Except that today, it seemed, they did.

The sound of a horse being ridden fast reached her ears and she sighed, hoping that Captain Salford had not somehow managed to follow her to this secluded spot with the intention of bullying her into acquiescence. She tapped her riding crop aggressively against the adjoining rock.

‘Let him try it!’ she muttered.

She realised her mistake when the horse drew nearer and an involuntary gasp slipped past her guard. The duke, in shirtsleeves, sat astride the magnificent black stallion she had noticed in the stables that morning, his long hair flying out behind him. He and the spirited horse made a magnificent sight, especially with his dog loping along beside them. What were the chances of him taking the same route as her by accident, she wondered? Next to none, she decided. He must have deliberately followed her, but for what purpose?

‘What is he doing here?’ she asked aloud, ignoring the fact that her heart rate had accelerated and her cheeks felt unnaturally warm. The prospect of being alone with the duke filled her with a very different emotion to that engendered by the possibility of Salford’s presence. He was one of the few people who could invade her favourite spot without Clio raising objections.

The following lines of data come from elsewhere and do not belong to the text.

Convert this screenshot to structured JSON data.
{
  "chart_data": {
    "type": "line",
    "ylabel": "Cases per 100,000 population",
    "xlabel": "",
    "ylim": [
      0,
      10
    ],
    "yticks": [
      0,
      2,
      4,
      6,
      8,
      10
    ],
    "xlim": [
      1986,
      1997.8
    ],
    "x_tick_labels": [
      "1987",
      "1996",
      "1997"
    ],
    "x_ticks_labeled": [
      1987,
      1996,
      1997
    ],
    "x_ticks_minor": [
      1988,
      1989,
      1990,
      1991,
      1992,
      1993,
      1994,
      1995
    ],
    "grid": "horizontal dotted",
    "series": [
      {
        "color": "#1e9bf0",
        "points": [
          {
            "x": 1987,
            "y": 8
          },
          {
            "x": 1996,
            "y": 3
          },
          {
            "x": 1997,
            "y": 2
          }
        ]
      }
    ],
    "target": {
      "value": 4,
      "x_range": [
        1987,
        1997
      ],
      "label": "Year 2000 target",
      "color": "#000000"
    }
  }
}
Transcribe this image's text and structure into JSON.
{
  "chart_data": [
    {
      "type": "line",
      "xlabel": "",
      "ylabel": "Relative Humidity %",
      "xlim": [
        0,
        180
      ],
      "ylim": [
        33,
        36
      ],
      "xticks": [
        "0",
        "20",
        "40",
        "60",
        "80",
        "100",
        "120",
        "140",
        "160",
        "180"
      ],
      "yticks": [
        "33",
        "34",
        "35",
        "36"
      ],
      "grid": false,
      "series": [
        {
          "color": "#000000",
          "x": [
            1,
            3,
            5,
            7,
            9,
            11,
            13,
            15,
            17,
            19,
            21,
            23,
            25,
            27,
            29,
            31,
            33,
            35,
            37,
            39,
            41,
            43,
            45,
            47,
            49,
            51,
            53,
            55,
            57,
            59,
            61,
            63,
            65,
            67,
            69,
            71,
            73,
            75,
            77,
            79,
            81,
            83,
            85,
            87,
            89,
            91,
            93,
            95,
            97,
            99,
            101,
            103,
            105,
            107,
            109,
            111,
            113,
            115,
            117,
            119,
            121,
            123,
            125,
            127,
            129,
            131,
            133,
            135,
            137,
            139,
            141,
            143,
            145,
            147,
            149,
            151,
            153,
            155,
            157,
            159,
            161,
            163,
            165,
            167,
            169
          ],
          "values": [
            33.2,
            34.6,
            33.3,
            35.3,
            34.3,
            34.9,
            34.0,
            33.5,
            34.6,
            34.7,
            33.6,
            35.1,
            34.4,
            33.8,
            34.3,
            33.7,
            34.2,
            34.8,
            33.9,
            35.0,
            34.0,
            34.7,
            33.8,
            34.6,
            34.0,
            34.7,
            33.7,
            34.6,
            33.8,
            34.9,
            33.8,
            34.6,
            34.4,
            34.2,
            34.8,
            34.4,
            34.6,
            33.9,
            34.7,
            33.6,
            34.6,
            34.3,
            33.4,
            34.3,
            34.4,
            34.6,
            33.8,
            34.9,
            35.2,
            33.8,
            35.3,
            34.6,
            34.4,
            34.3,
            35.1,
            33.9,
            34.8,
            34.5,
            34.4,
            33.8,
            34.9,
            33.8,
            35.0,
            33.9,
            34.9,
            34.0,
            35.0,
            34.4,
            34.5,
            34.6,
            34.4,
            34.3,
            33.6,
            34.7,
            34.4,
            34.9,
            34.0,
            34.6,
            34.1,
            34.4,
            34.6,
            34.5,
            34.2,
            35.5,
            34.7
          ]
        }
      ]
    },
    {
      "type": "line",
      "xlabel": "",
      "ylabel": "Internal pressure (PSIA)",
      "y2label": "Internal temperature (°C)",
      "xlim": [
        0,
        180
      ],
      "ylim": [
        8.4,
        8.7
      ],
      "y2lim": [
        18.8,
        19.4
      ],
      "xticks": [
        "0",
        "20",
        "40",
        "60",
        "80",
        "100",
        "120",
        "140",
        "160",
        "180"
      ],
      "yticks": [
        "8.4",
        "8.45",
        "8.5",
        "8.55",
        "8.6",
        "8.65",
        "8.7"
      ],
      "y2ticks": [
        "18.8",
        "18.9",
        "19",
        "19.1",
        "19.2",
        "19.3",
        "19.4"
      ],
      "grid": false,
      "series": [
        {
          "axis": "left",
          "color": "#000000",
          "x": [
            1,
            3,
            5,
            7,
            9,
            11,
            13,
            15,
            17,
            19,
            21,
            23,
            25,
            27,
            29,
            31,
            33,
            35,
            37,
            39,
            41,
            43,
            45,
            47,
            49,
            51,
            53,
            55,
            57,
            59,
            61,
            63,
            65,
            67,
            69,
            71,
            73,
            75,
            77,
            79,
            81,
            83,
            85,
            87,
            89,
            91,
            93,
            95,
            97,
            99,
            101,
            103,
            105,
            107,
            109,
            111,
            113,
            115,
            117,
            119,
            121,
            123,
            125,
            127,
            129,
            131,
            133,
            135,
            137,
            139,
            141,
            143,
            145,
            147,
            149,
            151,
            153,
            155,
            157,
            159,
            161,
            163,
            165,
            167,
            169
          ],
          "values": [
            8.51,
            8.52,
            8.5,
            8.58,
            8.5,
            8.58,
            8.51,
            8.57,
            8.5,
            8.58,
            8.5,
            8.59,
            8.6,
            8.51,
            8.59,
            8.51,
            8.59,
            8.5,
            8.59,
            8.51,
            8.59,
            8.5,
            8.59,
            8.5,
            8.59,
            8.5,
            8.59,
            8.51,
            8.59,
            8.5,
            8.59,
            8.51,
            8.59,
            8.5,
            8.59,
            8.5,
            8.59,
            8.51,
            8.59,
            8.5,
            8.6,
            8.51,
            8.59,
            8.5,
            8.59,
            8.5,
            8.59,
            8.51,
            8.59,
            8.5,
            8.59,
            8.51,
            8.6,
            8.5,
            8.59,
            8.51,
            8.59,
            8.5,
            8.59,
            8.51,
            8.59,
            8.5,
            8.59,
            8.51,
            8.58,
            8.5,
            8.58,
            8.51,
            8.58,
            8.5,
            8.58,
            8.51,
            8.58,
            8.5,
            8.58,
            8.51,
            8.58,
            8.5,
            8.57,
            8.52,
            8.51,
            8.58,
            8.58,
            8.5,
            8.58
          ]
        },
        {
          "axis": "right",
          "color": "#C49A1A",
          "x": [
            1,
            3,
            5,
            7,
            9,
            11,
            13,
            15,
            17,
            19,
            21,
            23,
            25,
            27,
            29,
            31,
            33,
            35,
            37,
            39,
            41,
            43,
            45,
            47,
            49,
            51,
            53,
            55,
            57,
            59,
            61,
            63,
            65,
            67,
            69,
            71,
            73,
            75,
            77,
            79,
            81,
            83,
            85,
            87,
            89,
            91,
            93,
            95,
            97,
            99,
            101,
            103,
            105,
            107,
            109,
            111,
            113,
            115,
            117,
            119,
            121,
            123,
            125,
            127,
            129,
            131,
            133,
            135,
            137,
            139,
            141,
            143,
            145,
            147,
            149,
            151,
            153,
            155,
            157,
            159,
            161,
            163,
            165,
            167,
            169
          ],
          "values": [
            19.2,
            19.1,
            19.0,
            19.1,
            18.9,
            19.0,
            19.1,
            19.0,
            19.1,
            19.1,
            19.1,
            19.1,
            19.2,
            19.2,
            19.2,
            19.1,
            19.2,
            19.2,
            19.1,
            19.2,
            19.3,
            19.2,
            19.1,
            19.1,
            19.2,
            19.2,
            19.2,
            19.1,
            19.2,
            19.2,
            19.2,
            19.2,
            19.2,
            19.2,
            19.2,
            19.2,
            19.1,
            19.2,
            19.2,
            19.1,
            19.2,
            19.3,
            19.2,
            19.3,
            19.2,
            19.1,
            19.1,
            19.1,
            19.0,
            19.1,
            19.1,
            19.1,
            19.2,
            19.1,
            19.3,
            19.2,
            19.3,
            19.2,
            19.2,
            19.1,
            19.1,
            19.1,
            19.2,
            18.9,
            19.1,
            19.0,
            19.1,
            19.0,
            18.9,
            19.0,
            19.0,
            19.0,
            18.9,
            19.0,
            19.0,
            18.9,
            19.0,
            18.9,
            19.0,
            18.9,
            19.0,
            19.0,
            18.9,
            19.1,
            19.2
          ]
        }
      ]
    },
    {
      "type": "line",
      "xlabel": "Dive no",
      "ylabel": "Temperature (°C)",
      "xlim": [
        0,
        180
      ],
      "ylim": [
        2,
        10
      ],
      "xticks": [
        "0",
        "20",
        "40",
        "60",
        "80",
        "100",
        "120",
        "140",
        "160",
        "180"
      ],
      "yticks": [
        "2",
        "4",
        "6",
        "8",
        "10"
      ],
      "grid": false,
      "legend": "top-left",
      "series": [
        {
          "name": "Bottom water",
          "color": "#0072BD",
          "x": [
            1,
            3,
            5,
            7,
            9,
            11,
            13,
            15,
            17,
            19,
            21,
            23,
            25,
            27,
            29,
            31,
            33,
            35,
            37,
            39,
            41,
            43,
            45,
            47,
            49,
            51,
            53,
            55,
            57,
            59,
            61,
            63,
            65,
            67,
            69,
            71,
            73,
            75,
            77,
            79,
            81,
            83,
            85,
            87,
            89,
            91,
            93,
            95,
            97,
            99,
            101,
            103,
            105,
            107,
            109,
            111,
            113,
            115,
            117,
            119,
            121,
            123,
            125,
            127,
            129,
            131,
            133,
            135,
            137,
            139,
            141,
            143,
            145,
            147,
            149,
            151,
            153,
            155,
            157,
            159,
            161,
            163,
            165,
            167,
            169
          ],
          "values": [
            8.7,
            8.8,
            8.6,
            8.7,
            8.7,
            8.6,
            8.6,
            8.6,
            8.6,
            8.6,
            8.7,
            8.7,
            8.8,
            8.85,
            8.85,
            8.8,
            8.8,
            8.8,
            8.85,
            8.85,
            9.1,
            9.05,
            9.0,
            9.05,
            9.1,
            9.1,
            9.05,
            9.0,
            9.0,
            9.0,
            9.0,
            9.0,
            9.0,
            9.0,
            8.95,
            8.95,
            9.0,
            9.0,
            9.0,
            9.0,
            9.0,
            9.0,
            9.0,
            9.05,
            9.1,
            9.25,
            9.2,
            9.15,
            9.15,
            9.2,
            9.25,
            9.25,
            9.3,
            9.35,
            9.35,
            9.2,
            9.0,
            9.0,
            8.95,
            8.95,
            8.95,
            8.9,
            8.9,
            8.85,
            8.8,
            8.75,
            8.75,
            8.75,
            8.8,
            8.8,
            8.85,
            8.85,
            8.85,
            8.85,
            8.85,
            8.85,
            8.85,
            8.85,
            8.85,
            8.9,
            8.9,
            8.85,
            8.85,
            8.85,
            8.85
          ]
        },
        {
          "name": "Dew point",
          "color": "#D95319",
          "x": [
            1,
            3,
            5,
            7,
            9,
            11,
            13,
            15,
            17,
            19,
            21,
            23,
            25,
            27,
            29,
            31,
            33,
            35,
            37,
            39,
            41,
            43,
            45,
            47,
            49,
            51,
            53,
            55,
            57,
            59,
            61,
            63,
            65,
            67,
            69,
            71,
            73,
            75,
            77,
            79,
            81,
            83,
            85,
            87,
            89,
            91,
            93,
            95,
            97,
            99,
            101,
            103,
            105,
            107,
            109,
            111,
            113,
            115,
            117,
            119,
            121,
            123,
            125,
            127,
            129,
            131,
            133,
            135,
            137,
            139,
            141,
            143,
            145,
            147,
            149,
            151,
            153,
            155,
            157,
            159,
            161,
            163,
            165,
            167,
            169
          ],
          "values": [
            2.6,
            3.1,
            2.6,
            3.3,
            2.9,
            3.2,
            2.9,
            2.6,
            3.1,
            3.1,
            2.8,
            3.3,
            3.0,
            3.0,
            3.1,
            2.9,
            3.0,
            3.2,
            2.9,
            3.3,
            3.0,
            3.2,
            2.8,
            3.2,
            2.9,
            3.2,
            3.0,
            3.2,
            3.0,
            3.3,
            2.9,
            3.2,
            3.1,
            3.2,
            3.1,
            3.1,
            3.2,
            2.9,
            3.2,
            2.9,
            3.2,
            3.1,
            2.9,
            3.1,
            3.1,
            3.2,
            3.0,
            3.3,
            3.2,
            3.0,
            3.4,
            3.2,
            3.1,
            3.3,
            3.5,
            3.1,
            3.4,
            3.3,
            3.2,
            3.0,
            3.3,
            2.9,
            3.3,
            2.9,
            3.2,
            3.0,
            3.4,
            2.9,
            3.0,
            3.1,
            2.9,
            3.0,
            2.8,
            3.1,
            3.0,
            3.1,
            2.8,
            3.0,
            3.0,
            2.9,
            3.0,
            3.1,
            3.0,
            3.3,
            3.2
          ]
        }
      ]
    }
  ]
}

He reined his stallion in, tied him to a branch a safe distance away from Raven, shaded his eyes against the sun and smiled up at her.

‘May I join you?’ he asked.

‘Do I have a choice in the matter?’ she replied ungraciously, wondering why her instinct was to be short with him. Perhaps, she decided, because no one else tended to be. Besides, he had sought her out. It wasn’t as though she had somehow enticed him here.

‘Apparently not,’ the duke said, as Merlin scampered up to her, demanding attention. She smiled at him as she obliged, pointedly ignoring the duke while she waited for her erratic heartbeat to settle into a more natural rhythm. She glanced at him as he stretched his long legs and easily covered the distance between them without stumbling over the rugged ground. ‘May I?’ he asked, indicating the rock beside hers.

‘I believe that seat is free.’

‘I saw you from the window and followed you, in case you are wondering,’ he admitted, glancing at her profile. ‘I hope you do not mind.’

‘This is a favourite destination for Raven and me,’ she replied. ‘It is so peaceful. I feel that I can breathe up here.’ She threw back her head and closed her eyes as she filled her lungs with sweet, fresh air. ‘No one else ever comes this way.’

‘Then I am disturbing your reverie,’ he said, making to stand.

‘You are disturbing me, but it doesn’t follow that the disturbance is unwelcome, and there is no need for you to leave. I don’t know why I am being such a crosspatch.’ She plucked at a blade of grass, unable to meet the penetrating gaze that she felt burning into her profile. ‘Take no notice of me. I am not myself.’

‘Because of Salford?’

‘Yes, in part.’ Merlin had run off to investigate but returned with his tongue hanging out and flopped down beside her. She tugged at his ears. ‘I wish I knew why he had come and what he expects from me, since I do not believe he feels any particular affection for me. Nor is he fulfilling my father’s wishes, as he is trying to make me believe. Anyway, whatever it is, I sense that he will not give up easily.’

‘I concur. I believe he intended to follow you upstairs when you left the party, which implies a degree of urgency on his part. I made sure that you were not inconvenienced.’

‘Thank you.’ Clio ran her lower lip through her teeth, contemplating this revelation. ‘His desperation concerns me, I won’t deny it.’

‘The man is not to be trusted.’

‘Really?’ She sent him a sweetly sarcastic smile. ‘I appreciate that I am a feeble female, incapable of rational thought, but even I had managed to reach that conclusion.’